コンビニエンスストアを例に取ると、店舗当たりの平均売上高は、大手チェーンのセブンイレブンが2.3億円、ファミリーマートで1.8億円、ローソンで1.7億円ということろである。以前このブログで使った資料であるから、2010年頃の実績であろう。現在は店舗の大型化に向かって進んでいるようだから、この金額より増える方向であるだろう。何を言いたいかというと、街で見掛けるコンビニエンスストアの売上高がこれくらいということである。八百屋、魚屋であれば営業時間も短く、店舗面積も小さくなる。個人商店が簡易課税の限度ということになる。このような店で、全ての商品が非課税になれば簡易課税で処理できるだろうが、ジャガイモは軽減税率だが、スイカはダメだとか、サンマは軽減税率だが、タイはダメなどという条件が加わると、通常申告することになるだろう。

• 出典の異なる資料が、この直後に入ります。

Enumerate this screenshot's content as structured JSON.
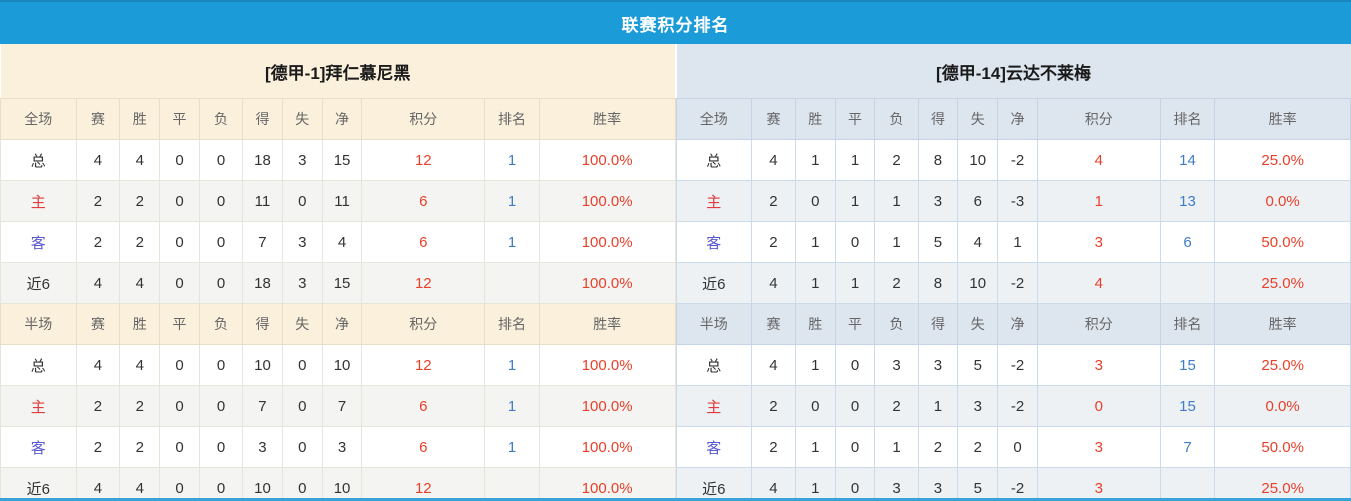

税金を納めるのは義務であり、正しい申告を行うのは当然求められる行為である。しかし、軽減税率という弱者保護の美しい制度が、実は中小企業の経営を圧迫することに繋がりかねないことも理解する必要がある。もちろん、体力のある大型チェーンであっても、コストは吸収しなければならないのだから、安いものを求める消費者に資金を求めることになる。

日本スーパーマーケット協会は2014年7月にも軽減税率反対を表明している。日本チェーンストア協会も同様である。逆の意見もあって、ドラッグストアの団体は税率が10%になった際には大衆薬や食品に軽減税率を適用するよう求めている。薬はレギュレーションの厳しい商品であるから、複雑化するのに対応する準備が取りやすいという事情なのだろうか。
電子マネーで補助金を出して、軽減税率の対象品を購入する場合に使えるというのが良い方法に思える。電子マネーの広がり具合が都市部では進んでいるが、地方ではそれほどではないという状況や、高齢者の対応の問題も考慮しなければならないから、すぐに行えるものでもない。マイナンバー制度が軌道に乗ったら、これに電子マネーを付加すれば少額の還付金に使える。行政は考えているかもしれないが、どこでオペレーションするかとなると悩ましい問題ではある。個人情報の観点からすれば、マイナンバーとのひも付きは難しいか。


CCCが還付金をT-POINTで対応するようにするかもしれない。